Оставшись вдовым, с двумя большими сыновьями, с дочерью, уже молодой девушкой, красавицей, и с новорожденным младенцем, Артамонов вдруг стал заниматься с детьми, более чем прежде. Однако двух старших сыновей, Пимена и Силантия, Артамонов не любил. Оба были парни не только недалекие, но даже глуповатые, ни на что не способные, хотя каждому из них было теперь лет под тридцать. Артамонов звал их в насмешку «миндаля», журил изредка и постоянно посмеивался над ними.

Красавицу дочь, свой живой портрет, он любил с каждым годом все более и более, потому что видел в ней ясно выраженные задатки своего собственного характера.

Действительно, красавица Павла Мироновна была как две капли воды похожа и лицом, и характером на своего отца. Но более всех любил и даже обожал Артамонов своего последнего сына, мальчугана странного, почти диковинного, развитого не по летам, удивлявшего своим ранним рассудком всех родных и знакомых;

Любимец Митя был мальчик худой, бледный, слабосильный; по сходству лица напоминал мать, но нравом был тоже в отца. Во сколько старшие сыновья, Пимен и Силантий, не смели пикнуть в доме и боялись отца, как огня, во столько Павла и даже мальчуган Митя пользовались полной свободой и даже иногда не слушались отца. Митя особенно был независим, и часто случалось одиннадцатилетнему мальчугану говорить отцу:

– Ты, тятя, этого не смыслишь, а я вот знаю… Вот как надо…

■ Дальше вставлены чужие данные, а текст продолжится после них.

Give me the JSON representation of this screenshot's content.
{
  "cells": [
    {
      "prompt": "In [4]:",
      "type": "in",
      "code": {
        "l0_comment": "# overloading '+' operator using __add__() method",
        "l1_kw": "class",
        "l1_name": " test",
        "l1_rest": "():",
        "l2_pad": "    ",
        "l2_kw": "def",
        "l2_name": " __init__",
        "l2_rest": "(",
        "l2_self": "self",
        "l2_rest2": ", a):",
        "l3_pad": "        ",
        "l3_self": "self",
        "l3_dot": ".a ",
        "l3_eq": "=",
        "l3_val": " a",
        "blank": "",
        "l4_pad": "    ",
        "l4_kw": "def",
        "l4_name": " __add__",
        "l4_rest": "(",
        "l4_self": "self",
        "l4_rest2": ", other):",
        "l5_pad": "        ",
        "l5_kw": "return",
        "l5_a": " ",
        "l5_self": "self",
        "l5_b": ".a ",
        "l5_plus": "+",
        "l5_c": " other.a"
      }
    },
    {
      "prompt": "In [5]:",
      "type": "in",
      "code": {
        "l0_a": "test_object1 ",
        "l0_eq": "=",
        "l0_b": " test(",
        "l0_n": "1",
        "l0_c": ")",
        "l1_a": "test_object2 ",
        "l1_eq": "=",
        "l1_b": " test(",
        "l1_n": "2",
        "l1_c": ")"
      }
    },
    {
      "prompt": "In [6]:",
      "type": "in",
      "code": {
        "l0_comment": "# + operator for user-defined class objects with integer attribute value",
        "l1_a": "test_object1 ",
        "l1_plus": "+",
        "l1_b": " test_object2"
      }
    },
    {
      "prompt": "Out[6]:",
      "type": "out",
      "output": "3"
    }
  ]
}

И действительно, иногда Артамонов был поражен справедливостью замечания ребенка. Часто бывало, что его тридцатилетние сыновья наглупят в чем-нибудь, Артамонов призвал их на ответ и, сидя под образным углом, судил их и заставлял Митю судить.

После приговора, произнесенного Митей, Артамонов журил больших сыновей и прибавлял:

– Миндали вы, миндали! Поучитесь вот уму-разуму у братишки махонького!

Только Павлу не смел Митя судить. Впрочем, и отец, и братишка равно обожали ее. Когда Павле минуло двадцать лет, она собралась замуж за молодого, красивого приказчика своего отца, Барабина. Артамонову не хотелось иметь Барабина зятем. Он считал своего приказчика и наперсника хотя и очень умным и толковым малым, но злым и жестоким.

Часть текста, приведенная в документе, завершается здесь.